The Delta mutation of the coronavirus left a trail of death across India and has now been found in more than 75 countries, and it accounts for roughly 40% of new positive cases in many parts of the U.S.
Though the mutation does not seem to be any more virulent than other strains, it has proven to be much more contagious than the original virus as well as the B117 strain, which originated in Britain last winter.
According to Stewart, the R-value of the original strain of virus was between 3 and 4, and the B117 strain had an R-value of 5.
The R number is a way of rating any disease’s ability to spread. Seasonal influenza, by comparison, typically has an R-value of less than 1.5.
“But this one — the Delta — it has an R-value of 7,” Stewart said, noting that if one unmasked person infected with the strain walked into a room, they would likely infect 7 others in that space.
Despite significant concerns about the new strain, the health officer says those who have received a COVID-19 vaccine are fairing well as the pandemic lags on.
“Roughly 99.5% of COVID deaths are unvaccinated people, so get the vaccine,” he urged.
Though Knox County’s caseload of the virus has remained relatively low, health officials across the state are concerned by the steady increase of infections in recent weeks.
Early this week, Knox County saw 21 new cases of the virus in a single day, and while a handful of those recorded on the state’s COVID-19 dashboard were part of a backlog, the numbers are still cause for concern.
Stewart says the current trend is beginning to mimic the summer of 2020 patterns.
“This is exactly what happened last year. We went from several days of zero new infections and then single-day cases shot up suddenly — often from people coming back from Florida vacations and Fourth of July celebrations,” he said.
The number of new cases has Stewart concerned about a return to community spread.
“The numbers tell me we’re once again having community spread,” he said.
Despite some community spread, the health officer says most recent cases stem from outbreaks at a local day camp and a daycare, highlighting the vulnerability of children — those under 12 being too young to receive the vaccinate and those 12 and older reliant on parental permission.
“The new Delta variant is not as likely to cause the loss of taste and smell. Those symptoms were kind of a slam dunk letting people know they had COVID, but this variant presents as more cold-like symptoms in children,” said Stewart.
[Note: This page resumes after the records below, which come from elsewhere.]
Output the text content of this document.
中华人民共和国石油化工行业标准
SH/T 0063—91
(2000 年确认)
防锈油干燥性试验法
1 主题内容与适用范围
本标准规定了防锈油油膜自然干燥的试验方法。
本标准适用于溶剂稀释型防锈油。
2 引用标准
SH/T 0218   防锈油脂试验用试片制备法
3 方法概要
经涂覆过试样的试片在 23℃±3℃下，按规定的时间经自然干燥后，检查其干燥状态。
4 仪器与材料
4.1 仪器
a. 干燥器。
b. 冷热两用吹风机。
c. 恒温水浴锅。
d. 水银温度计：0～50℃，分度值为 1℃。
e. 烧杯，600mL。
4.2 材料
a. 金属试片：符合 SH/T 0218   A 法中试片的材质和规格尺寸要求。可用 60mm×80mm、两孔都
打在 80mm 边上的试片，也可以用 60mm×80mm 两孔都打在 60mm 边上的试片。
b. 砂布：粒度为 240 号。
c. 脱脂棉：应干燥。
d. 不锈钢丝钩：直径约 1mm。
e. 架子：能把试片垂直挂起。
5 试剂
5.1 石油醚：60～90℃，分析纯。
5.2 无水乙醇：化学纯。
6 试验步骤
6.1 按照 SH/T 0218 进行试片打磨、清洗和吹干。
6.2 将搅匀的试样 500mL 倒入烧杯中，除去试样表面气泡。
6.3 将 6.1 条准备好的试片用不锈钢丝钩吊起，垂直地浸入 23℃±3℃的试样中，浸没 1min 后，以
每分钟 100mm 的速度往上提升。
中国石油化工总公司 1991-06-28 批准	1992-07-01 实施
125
Too, he says, kids may be prone to more serious illness with the new variant.
“We just don’t know yet,” he said.
Stewart says that’s one reason he is advocating that local schools continue to require face masks when students return to classrooms this fall.
Though Knox County has spent the better part of four months in the blue on the Indiana COVID-19 dashboard map, there are concerns — particularly as neighboring Gibson County’s case numbers have substantially increased.
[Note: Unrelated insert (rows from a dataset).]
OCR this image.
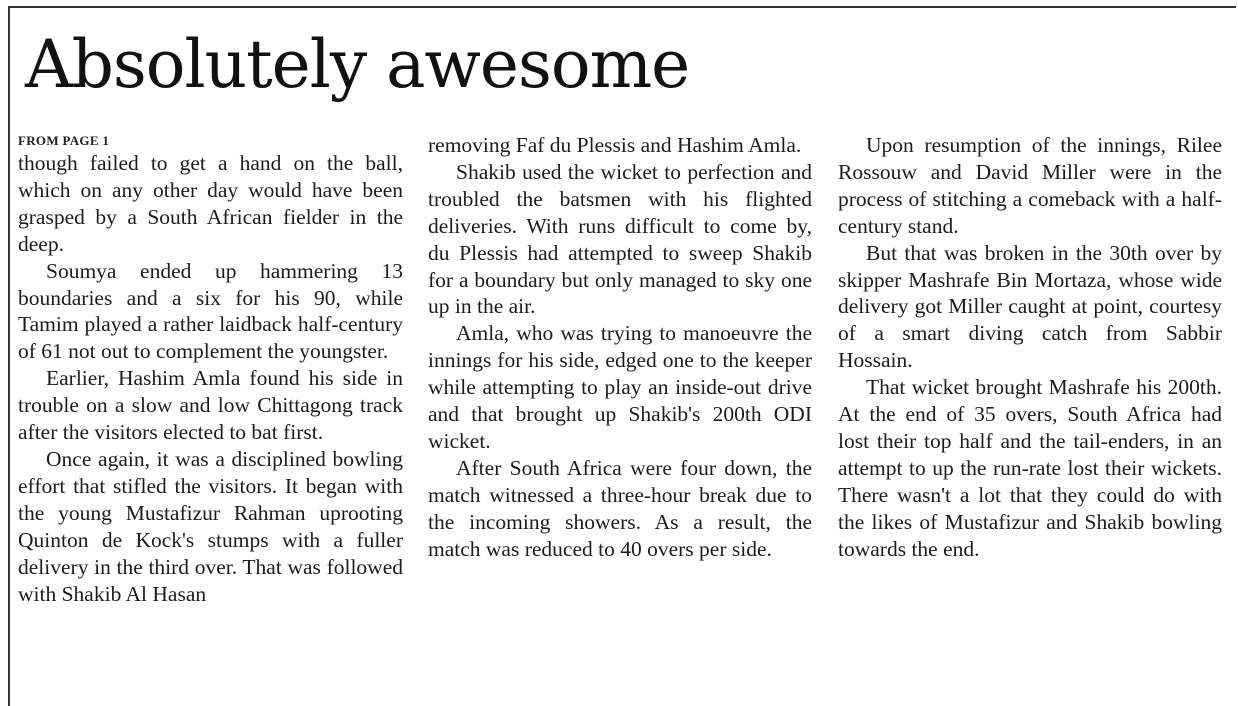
Absolutely awesome
FROM PAGE 1

though failed to get a hand on the ball, which on any other day would have been grasped by a South African fielder in the deep.

Soumya ended up hammering 13 boundaries and a six for his 90, while Tamim played a rather laidback half-century of 61 not out to complement the youngster.

Earlier, Hashim Amla found his side in trouble on a slow and low Chittagong track after the visitors elected to bat first.

Once again, it was a disciplined bowling effort that stifled the visitors. It began with the young Mustafizur Rahman uprooting Quinton de Kock's stumps with a fuller delivery in the third over. That was followed with Shakib Al Hasan

removing Faf du Plessis and Hashim Amla.

Shakib used the wicket to perfection and troubled the batsmen with his flighted deliveries. With runs difficult to come by, du Plessis had attempted to sweep Shakib for a boundary but only managed to sky one up in the air.

Amla, who was trying to manoeuvre the innings for his side, edged one to the keeper while attempting to play an inside-out drive and that brought up Shakib's 200th ODI wicket.

After South Africa were four down, the match witnessed a three-hour break due to the incoming showers. As a result, the match was reduced to 40 overs per side.

Upon resumption of the innings, Rilee Rossouw and David Miller were in the process of stitching a comeback with a half-century stand.

But that was broken in the 30th over by skipper Mashrafe Bin Mortaza, whose wide delivery got Miller caught at point, courtesy of a smart diving catch from Sabbir Hossain.

That wicket brought Mashrafe his 200th. At the end of 35 overs, South Africa had lost their top half and the tail-enders, in an attempt to up the run-rate lost their wickets. There wasn't a lot that they could do with the likes of Mustafizur and Shakib bowling towards the end.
The state dashboard map uses a 2-metric scoring system to determine the color-coded advisory level of each county, with blue being least severe and red indicating the most severe threat of COVID-19 infection.
Gibson County, with 50 new cases in the past week, and a positivity rate of nearly 17%, the county has been flagged by the state for the large number of weekly cases attributed, in part, to large gatherings.
Such a surge is something Stewart hopes Knox County will avoid.
“People appear to be letting all precautions to go by the wayside, but I would continue to mask in grocery stores and other confined spaces,” said Stewart.
The health officer urges those who are unvaccinated to visit the health department to be vaccinated against COVID-19, particularly before school begins again.